Quality Evaluation Criteria for Laser Cutting

Laser cutting is widely used for metal processing, yet many operators lack clear standards to judge cutting quality. The main evaluation indicators include kerf surface roughness, bottom burrs and kerf width.

1. Surface Roughness

Due to air flow and feeding speed, vertical or inclined textures will form on the cut surface. Deeper textures mean higher roughness, while shallower textures indicate a smoother surface. Surface roughness affects both appearance and friction performance; lower roughness represents better cutting quality. It can be optimized by adjusting laser power, feeding speed, focal length, type and pressure of auxiliary gas.

2. Bottom Burrs

Laser cutting vaporizes metal instantly with high laser energy, and auxiliary gas blows away molten slag. However, improper material thickness, insufficient gas pressure or mismatched feeding speed will leave solidified slag and burrs on the workpiece bottom. Removing burrs adds extra working hours, so burr and slag residue is a key indicator of cutting quality.

3. Kerf Width

Kerf width reflects machining accuracy. It has little impact on conventional cutting quality, but becomes crucial for workpieces with intricate and precise internal contours. A narrower kerf supports the machining of finer patterns and smaller holes, which is a major advantage of laser cutting over plasma cutting.

Improvement Strategies for Laser Cutting Technology

In practical production, improving cutting efficiency and quality while reducing costs is a constant goal. The effective improvement methods are listed below:

1. Adopt higher-power laser generators to boost cutting speed, narrow the heat-affected zone and reduce material deformation, especially for thick material processing.

2. Fine-tune process parameters including laser power, cutting speed, auxiliary gas type and pressure, as well as nozzle-to-workpiece distance. Conduct repeated tests to determine the optimal parameter combination for specific materials and cutting demands.

3. Equip the machine with an auto-focus system to adjust the laser focus automatically according to material thickness and type, so as to guarantee cutting precision.

4. Reduce non-cutting downtime by enabling the cutting head to move rapidly to the next cutting start point and raise overall working efficiency.

5. Install automatic detection functions to identify material edges and tilt angles, and adjust cutting paths intelligently to cut down material waste and preprocessing time.

6. Apply nesting software to simulate cutting and plan optimized paths, minimizing idle travel and improving material utilization and cutting efficiency.

7. Perform regular equipment maintenance: replace wearing parts, clean optical components and calibrate the machine to maintain stable operation and optimal performance.
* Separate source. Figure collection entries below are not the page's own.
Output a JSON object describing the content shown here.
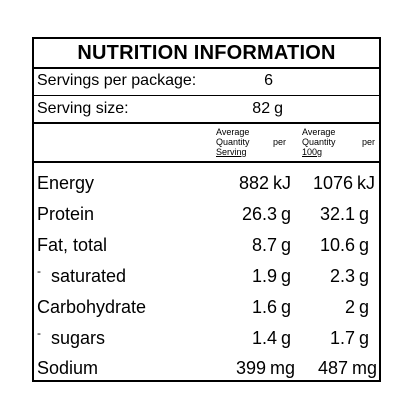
{
  "title": "NUTRITION INFORMATION",
  "servings_per_package": {
    "label": "Servings per package:",
    "value": "6"
  },
  "serving_size": {
    "label": "Serving size:",
    "value": "82",
    "unit": "g"
  },
  "column_headers": {
    "per_serving": {
      "line1": "Average",
      "line2a": "Quantity",
      "line2b": "per",
      "line3": "Serving"
    },
    "per_100g": {
      "line1": "Average",
      "line2a": "Quantity",
      "line2b": "per",
      "line3": "100g"
    }
  },
  "rows": [
    {
      "name": "Energy",
      "serving": "882",
      "serving_unit": "kJ",
      "per100": "1076",
      "per100_unit": "kJ"
    },
    {
      "name": "Protein",
      "serving": "26.3",
      "serving_unit": "g",
      "per100": "32.1",
      "per100_unit": "g"
    },
    {
      "name": "Fat, total",
      "serving": "8.7",
      "serving_unit": "g",
      "per100": "10.6",
      "per100_unit": "g"
    },
    {
      "name": "saturated",
      "prefix": "-",
      "serving": "1.9",
      "serving_unit": "g",
      "per100": "2.3",
      "per100_unit": "g"
    },
    {
      "name": "Carbohydrate",
      "serving": "1.6",
      "serving_unit": "g",
      "per100": "2",
      "per100_unit": "g"
    },
    {
      "name": "sugars",
      "prefix": "-",
      "serving": "1.4",
      "serving_unit": "g",
      "per100": "1.7",
      "per100_unit": "g"
    },
    {
      "name": "Sodium",
      "serving": "399",
      "serving_unit": "mg",
      "per100": "487",
      "per100_unit": "mg"
    }
  ]
}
8. Keep the working environment clean with proper temperature and humidity, to prevent dust and excessive moisture from damaging equipment and affecting cutting results.

9. Upgrade control systems and software to enhance control accuracy and response speed, supporting complex cutting tasks.

10. Keep track of the latest advancements in laser technology, such as high-efficiency laser sources, advanced optical systems and intelligent algorithms, to continuously upgrade cutting capabilities.